Jednak nie wierzcie, że jakaś zabawka sama wyedukuje Wam dziecko. Jeśli ma spełnić taką zasadę, to obowiązkowo w tej zabawie powinien uczestniczyć dorosły, żeby edukację mądrze prowadzić.
Jeśli natomiast jesteś zwolennikiem zasady minimalizmu zabawkowego, w święta postaraj się spełnić marzenie swojego dziecka - jeśli to jest coś, co wychodzi poza kanon instagrama… zastanów się, czy dziecko nie ma prawa do własnych marzeń - a nie spełniania Twoich marzeń 😉
Prezent z myślą o osobie!
Ta zasada powinna nam przyświecać kupując prezenty nie tylko dla dzieci, ale dla wszystkich. Prezent ma wywołać uśmiech na twarzy obdarowanego, a nie osobie kupującej. Kupując prezenty powinniśmy więc myśleć o OSOBIE, a nie O SOBIE!
W przypadku dzieci to działa identycznie, jak w przypadku dorosłych.
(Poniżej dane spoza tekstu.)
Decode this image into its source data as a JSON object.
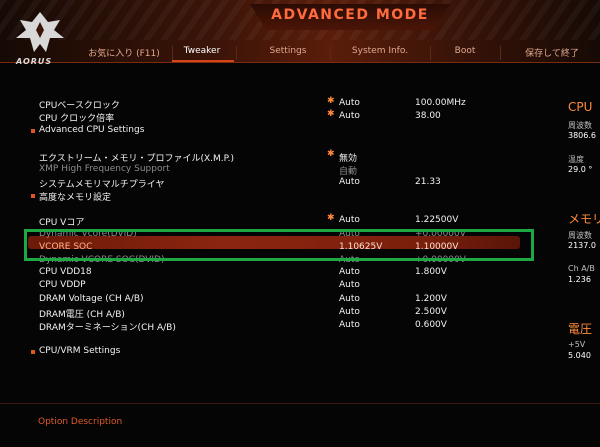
{
  "header": {
    "title": "ADVANCED MODE",
    "brand": "AORUS"
  },
  "tabs": [
    {
      "label": "お気に入り (F11)",
      "active": false
    },
    {
      "label": "Tweaker",
      "active": true
    },
    {
      "label": "Settings",
      "active": false
    },
    {
      "label": "System Info.",
      "active": false
    },
    {
      "label": "Boot",
      "active": false
    },
    {
      "label": "保存して終了",
      "active": false
    }
  ],
  "settings": [
    {
      "label": "CPUベースクロック",
      "star": true,
      "value1": "Auto",
      "value2": "100.00MHz"
    },
    {
      "label": "CPU クロック倍率",
      "star": true,
      "value1": "Auto",
      "value2": "38.00"
    },
    {
      "label": "Advanced CPU Settings",
      "bullet": true
    },
    {
      "label": "エクストリーム・メモリ・プロファイル(X.M.P.)",
      "star": true,
      "value1": "無効",
      "value2": ""
    },
    {
      "label": "XMP High Frequency Support",
      "dim": true,
      "value1": "自動",
      "value2": ""
    },
    {
      "label": "システムメモリマルチプライヤ",
      "value1": "Auto",
      "value2": "21.33"
    },
    {
      "label": "高度なメモリ設定",
      "bullet": true
    },
    {
      "label": "CPU Vコア",
      "star": true,
      "value1": "Auto",
      "value2": "1.22500V"
    },
    {
      "label": "Dynamic Vcore(DVID)",
      "dim": true,
      "value1": "Auto",
      "value2": "+0.00000V"
    },
    {
      "label": "VCORE SOC",
      "highlight": true,
      "value1": "1.10625V",
      "value2": "1.10000V"
    },
    {
      "label": "Dynamic VCORE SOC(DVID)",
      "dim": true,
      "value1": "Auto",
      "value2": "+0.00000V"
    },
    {
      "label": "CPU VDD18",
      "value1": "Auto",
      "value2": "1.800V"
    },
    {
      "label": "CPU VDDP",
      "value1": "Auto",
      "value2": ""
    },
    {
      "label": "DRAM Voltage     (CH A/B)",
      "value1": "Auto",
      "value2": "1.200V"
    },
    {
      "label": "DRAM電圧          (CH A/B)",
      "value1": "Auto",
      "value2": "2.500V"
    },
    {
      "label": "DRAMターミネーション(CH A/B)",
      "value1": "Auto",
      "value2": "0.600V"
    },
    {
      "label": "CPU/VRM Settings",
      "bullet": true
    }
  ],
  "footer": {
    "option_description": "Option Description"
  },
  "right_panel": {
    "cpu_title": "CPU",
    "freq_label": "周波数",
    "freq_value": "3806.6",
    "temp_label": "温度",
    "temp_value": "29.0 °",
    "mem_title": "メモリ",
    "mem_freq_label": "周波数",
    "mem_freq_value": "2137.0",
    "mem_volt_label": "Ch A/B",
    "mem_volt_value": "1.236",
    "volt_title": "電圧",
    "v5_label": "+5V",
    "v5_value": "5.040"
  },
  "colors": {
    "accent": "#e0541f",
    "highlight_bar": "#8a2510",
    "selection_box": "#1ea843"
  }
}
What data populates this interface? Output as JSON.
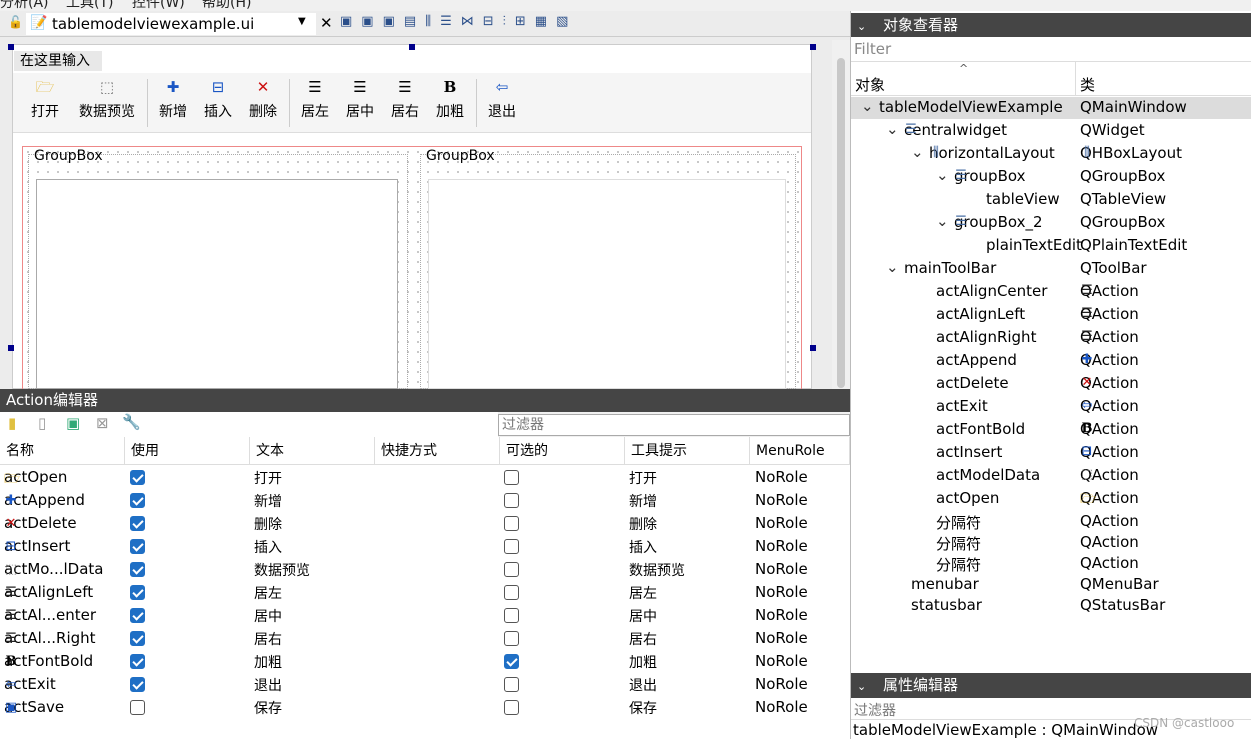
{
  "menubar": {
    "items": [
      "分析(A)",
      "工具(T)",
      "控件(W)",
      "帮助(H)"
    ]
  },
  "file_tab": {
    "title": "tablemodelviewexample.ui"
  },
  "form": {
    "menu_placeholder": "在这里输入",
    "toolbar": [
      {
        "icon": "folder-icon",
        "label": "打开"
      },
      {
        "icon": "model-data-icon",
        "label": "数据预览"
      },
      {
        "icon": "plus-icon",
        "label": "新增"
      },
      {
        "icon": "insert-icon",
        "label": "插入"
      },
      {
        "icon": "delete-icon",
        "label": "删除"
      },
      {
        "icon": "align-left-icon",
        "label": "居左"
      },
      {
        "icon": "align-center-icon",
        "label": "居中"
      },
      {
        "icon": "align-right-icon",
        "label": "居右"
      },
      {
        "icon": "bold-icon",
        "label": "加粗"
      },
      {
        "icon": "exit-icon",
        "label": "退出"
      }
    ],
    "groupbox1": "GroupBox",
    "groupbox2": "GroupBox"
  },
  "action_editor": {
    "title": "Action编辑器",
    "filter_placeholder": "过滤器",
    "columns": [
      "名称",
      "使用",
      "文本",
      "快捷方式",
      "可选的",
      "工具提示",
      "MenuRole"
    ],
    "rows": [
      {
        "icon": "folder-icon",
        "name": "actOpen",
        "used": true,
        "text": "打开",
        "shortcut": "",
        "checkable": false,
        "tooltip": "打开",
        "role": "NoRole"
      },
      {
        "icon": "plus-icon",
        "name": "actAppend",
        "used": true,
        "text": "新增",
        "shortcut": "",
        "checkable": false,
        "tooltip": "新增",
        "role": "NoRole"
      },
      {
        "icon": "delete-icon",
        "name": "actDelete",
        "used": true,
        "text": "删除",
        "shortcut": "",
        "checkable": false,
        "tooltip": "删除",
        "role": "NoRole"
      },
      {
        "icon": "insert-icon",
        "name": "actInsert",
        "used": true,
        "text": "插入",
        "shortcut": "",
        "checkable": false,
        "tooltip": "插入",
        "role": "NoRole"
      },
      {
        "icon": "model-data-icon",
        "name": "actMo...lData",
        "used": true,
        "text": "数据预览",
        "shortcut": "",
        "checkable": false,
        "tooltip": "数据预览",
        "role": "NoRole"
      },
      {
        "icon": "align-left-icon",
        "name": "actAlignLeft",
        "used": true,
        "text": "居左",
        "shortcut": "",
        "checkable": false,
        "tooltip": "居左",
        "role": "NoRole"
      },
      {
        "icon": "align-center-icon",
        "name": "actAl...enter",
        "used": true,
        "text": "居中",
        "shortcut": "",
        "checkable": false,
        "tooltip": "居中",
        "role": "NoRole"
      },
      {
        "icon": "align-right-icon",
        "name": "actAl...Right",
        "used": true,
        "text": "居右",
        "shortcut": "",
        "checkable": false,
        "tooltip": "居右",
        "role": "NoRole"
      },
      {
        "icon": "bold-icon",
        "name": "actFontBold",
        "used": true,
        "text": "加粗",
        "shortcut": "",
        "checkable": true,
        "tooltip": "加粗",
        "role": "NoRole"
      },
      {
        "icon": "exit-icon",
        "name": "actExit",
        "used": true,
        "text": "退出",
        "shortcut": "",
        "checkable": false,
        "tooltip": "退出",
        "role": "NoRole"
      },
      {
        "icon": "save-icon",
        "name": "actSave",
        "used": false,
        "text": "保存",
        "shortcut": "",
        "checkable": false,
        "tooltip": "保存",
        "role": "NoRole"
      }
    ]
  },
  "object_inspector": {
    "title": "对象查看器",
    "filter_placeholder": "Filter",
    "col_object": "对象",
    "col_class": "类",
    "rows": [
      {
        "name": "tableModelViewExample",
        "cls": "QMainWindow",
        "indent": 0,
        "expand": "v",
        "icon": "",
        "cls_icon": "",
        "selected": true
      },
      {
        "name": "centralwidget",
        "cls": "QWidget",
        "indent": 1,
        "expand": "v",
        "icon": "widget-icon",
        "cls_icon": ""
      },
      {
        "name": "horizontalLayout",
        "cls": "QHBoxLayout",
        "indent": 2,
        "expand": "v",
        "icon": "hbox-layout-icon",
        "cls_icon": "hbox-layout-icon"
      },
      {
        "name": "groupBox",
        "cls": "QGroupBox",
        "indent": 3,
        "expand": "v",
        "icon": "widget-icon",
        "cls_icon": ""
      },
      {
        "name": "tableView",
        "cls": "QTableView",
        "indent": 4,
        "expand": "",
        "icon": "",
        "cls_icon": ""
      },
      {
        "name": "groupBox_2",
        "cls": "QGroupBox",
        "indent": 3,
        "expand": "v",
        "icon": "widget-icon",
        "cls_icon": ""
      },
      {
        "name": "plainTextEdit",
        "cls": "QPlainTextEdit",
        "indent": 4,
        "expand": "",
        "icon": "",
        "cls_icon": ""
      },
      {
        "name": "mainToolBar",
        "cls": "QToolBar",
        "indent": 1,
        "expand": "v",
        "icon": "",
        "cls_icon": ""
      },
      {
        "name": "actAlignCenter",
        "cls": "QAction",
        "indent": 2,
        "expand": "",
        "icon": "",
        "cls_icon": "align-center-icon"
      },
      {
        "name": "actAlignLeft",
        "cls": "QAction",
        "indent": 2,
        "expand": "",
        "icon": "",
        "cls_icon": "align-left-icon"
      },
      {
        "name": "actAlignRight",
        "cls": "QAction",
        "indent": 2,
        "expand": "",
        "icon": "",
        "cls_icon": "align-right-icon"
      },
      {
        "name": "actAppend",
        "cls": "QAction",
        "indent": 2,
        "expand": "",
        "icon": "",
        "cls_icon": "plus-icon"
      },
      {
        "name": "actDelete",
        "cls": "QAction",
        "indent": 2,
        "expand": "",
        "icon": "",
        "cls_icon": "delete-icon"
      },
      {
        "name": "actExit",
        "cls": "QAction",
        "indent": 2,
        "expand": "",
        "icon": "",
        "cls_icon": "exit-icon"
      },
      {
        "name": "actFontBold",
        "cls": "QAction",
        "indent": 2,
        "expand": "",
        "icon": "",
        "cls_icon": "bold-icon"
      },
      {
        "name": "actInsert",
        "cls": "QAction",
        "indent": 2,
        "expand": "",
        "icon": "",
        "cls_icon": "insert-icon"
      },
      {
        "name": "actModelData",
        "cls": "QAction",
        "indent": 2,
        "expand": "",
        "icon": "",
        "cls_icon": "model-data-icon"
      },
      {
        "name": "actOpen",
        "cls": "QAction",
        "indent": 2,
        "expand": "",
        "icon": "",
        "cls_icon": "folder-icon"
      },
      {
        "name": "分隔符",
        "cls": "QAction",
        "indent": 2,
        "expand": "",
        "icon": "",
        "cls_icon": ""
      },
      {
        "name": "分隔符",
        "cls": "QAction",
        "indent": 2,
        "expand": "",
        "icon": "",
        "cls_icon": ""
      },
      {
        "name": "分隔符",
        "cls": "QAction",
        "indent": 2,
        "expand": "",
        "icon": "",
        "cls_icon": ""
      },
      {
        "name": "menubar",
        "cls": "QMenuBar",
        "indent": 1,
        "expand": "",
        "icon": "",
        "cls_icon": ""
      },
      {
        "name": "statusbar",
        "cls": "QStatusBar",
        "indent": 1,
        "expand": "",
        "icon": "",
        "cls_icon": ""
      }
    ]
  },
  "property_editor": {
    "title": "属性编辑器",
    "filter_placeholder": "过滤器",
    "current": "tableModelViewExample : QMainWindow"
  },
  "watermark": "CSDN @castlooo",
  "colors": {
    "accent": "#1f6fc5",
    "panel_header": "#454545",
    "selection": "#dcdcdc",
    "delete": "#cc1111",
    "plus": "#1a56c4"
  }
}
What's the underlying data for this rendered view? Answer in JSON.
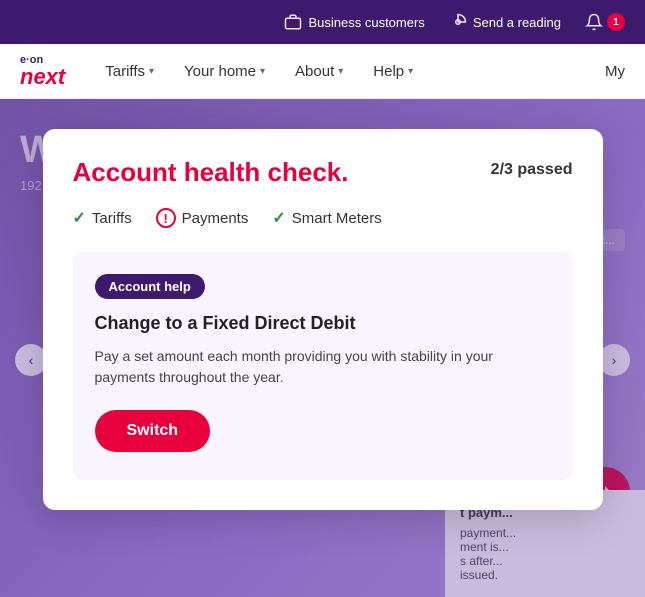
{
  "topbar": {
    "business_customers_label": "Business customers",
    "send_reading_label": "Send a reading",
    "notification_count": "1"
  },
  "nav": {
    "logo_eon": "e·on",
    "logo_next": "next",
    "items": [
      {
        "label": "Tariffs"
      },
      {
        "label": "Your home"
      },
      {
        "label": "About"
      },
      {
        "label": "Help"
      },
      {
        "label": "My"
      }
    ]
  },
  "bg": {
    "welcome_text": "W...",
    "address": "192 G...",
    "right_badge": "Ac...",
    "next_payment_title": "t paym...",
    "next_payment_body": "payment...\nment is...\ns after...\nissued."
  },
  "modal": {
    "title": "Account health check.",
    "passed_label": "2/3 passed",
    "checks": [
      {
        "label": "Tariffs",
        "status": "pass"
      },
      {
        "label": "Payments",
        "status": "warning"
      },
      {
        "label": "Smart Meters",
        "status": "pass"
      }
    ],
    "inner_card": {
      "badge_label": "Account help",
      "title": "Change to a Fixed Direct Debit",
      "description": "Pay a set amount each month providing you with stability in your payments throughout the year.",
      "switch_button_label": "Switch"
    }
  }
}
Dzieci mają różne marzenia, które nam się nie muszą podobać. Warto rozważyć ich spełnienie przy okazji Bożego Narodzenia!
Zamiast SŁODYCZY
Święta to też czas, kiedy potrzebujemy drobnostek dla dzieci znajomych, czy dalszej rodziny. Utarło się, że w związku z tym dzieci dostają tonę słodyczy. Nie jestem zwolenniczką zasypywania dzieci słodyczami. Dlaczego? Bo to jest prezent, a prezentu nie powinno się dziecku zabierać. Jednak trudno pozwolić na to, żeby dziecko zjadło podczas świąt kilka kilogramów cukru. Do tego jeszcze świąteczne potrawy i wypieki. To absurd, który może generować kłopoty zdrowotne. Wiele dzieci widząc słodycze dostaję ślinotoku (dorosłych zresztą też), więc rodzice są zmuszeni słodycze odbierać i chować.
Żeby uniknąć takich sytuacji warto zakupić drobnostki, które będą miłym upominkiem.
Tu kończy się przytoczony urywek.